7 Replies to “Beautiful”

  1. Every word as beautiful as the photograph. You are doing amazing work: inside, outside, and all around. Thanks for sharing it.

  2. Yay! Yes, beautiful! You!

    It occurred to me when I was last in San Francisco that I think my women friends are more beautiful now than when we first met, back in our twenties. There are wrinkles, sure, and some grey hairs now, but we are so much more who we are–and comfortable with who we are. Life is being carved into us, the way pain or fire shears away things that are not important. We grow into our beauty, year by year.

    I read a quote this past year that really shifted things for me:
    “Everyone’s got their beauty, our greatest differences are in how much we enjoy it.”
    –Michele Lisenburg Christensen

    That makes me weep a bit, for wasted time, but also makes me resolve to not spend the next half of my life feeling as poorly about how I look as I have the first half.

    Thanks, friend. xox

    1. “We grow into our beauty, year by year.”
      Yes.
      And yet another reason why I love our friendship. (And your writing.)

      I look back at my junior prom picture, and think also about wasted time and energy–I was so pretty then, and wasted so much time then feeling bad that I wasn’t several sizes smaller.

      But isn’t it great to grow out of that finally? Thanks for the inspiration and friendship.

  3. Tamiko,

    As with so much in this life, beauty has been rendered hollow and superficial by those who no longer have any real appreciation for what it use to be…or mean. Or what its true purpose was.
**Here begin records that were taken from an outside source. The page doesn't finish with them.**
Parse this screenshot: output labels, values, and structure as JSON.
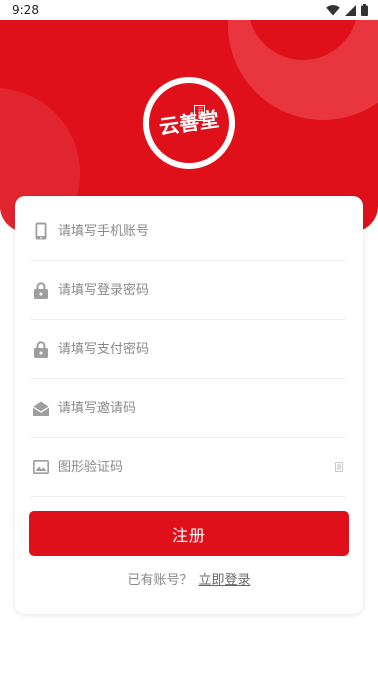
{
  "status_bar": {
    "time": "9:28",
    "icons": [
      "wifi-icon",
      "signal-icon",
      "battery-icon"
    ]
  },
  "brand": {
    "logo_text": "云善堂",
    "logo_seal_text": "云善",
    "primary_color": "#e0101b"
  },
  "form": {
    "fields": [
      {
        "name": "phone",
        "icon": "phone-icon",
        "placeholder": "请填写手机账号"
      },
      {
        "name": "login_password",
        "icon": "lock-icon",
        "placeholder": "请填写登录密码"
      },
      {
        "name": "pay_password",
        "icon": "lock-icon",
        "placeholder": "请填写支付密码"
      },
      {
        "name": "invite_code",
        "icon": "mail-open-icon",
        "placeholder": "请填写邀请码"
      },
      {
        "name": "captcha",
        "icon": "image-icon",
        "placeholder": "图形验证码"
      }
    ],
    "submit_label": "注册",
    "login_prompt": "已有账号？",
    "login_link": "立即登录"
  }
}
    But we are fortunate when there are some who seem to innately recognize beauty in the most common of places, and I would submit that you might find such people easily within arm’s reach.

    Over the length of time I have known Joshua, and now you and the girls, at least on such an impersonal plane of social media, I have found you both to be living life with eyes and ears wide open to the sights and sounds of true, simple beauty.

    Beauty that breathes freshly into the mind and soul through the flowing melodies and stirring rhythms of a truly inspired piece of music. The gentle, tender beauty of a child’s innocent observations and gestures of wonderment. The touching, humbling beauty of a man earnestly describing his amazement and awe after reading the carefully crafted words the love of his life has thoughtfully used to capture the fleeting emotions and thoughts that fill her heart and body.

    For many years I’ve laid claim on the motto for my existence “Life is lived in the details” Yet it is often these little details that we fail to recognize when examining ourselves as we struggle to find our place in the grander scheme of things.

    How unfortunate, if we fail to remind ourselves of these precious details that could allow us to truly see ourselves even as those we hold dearest and nearest see us.

    Be well…love the writing.

    1. Dear BC,
      Thank you so much for the warm, thoughtful response. I’m humbled and flattered.

      I agree: too much of what our culture touts as beautiful is hollow and superficial. And yet doesn’t that mean that there are also ways to take it back and reclaim it? How do we move beyond the Dove “real beauty” campaign which is only a first step? Maybe the answer is indeed, as you suggest, in the details.

      I have thought about this lately–and I think about it even more when I think about my daughters, who are radiant without compare–and the ways that the world is going to try to take that away from them.

      That’s part of why I wrote this post, I think. And it’s wholly gratifying to have your heartfelt response. Thank you again for reading.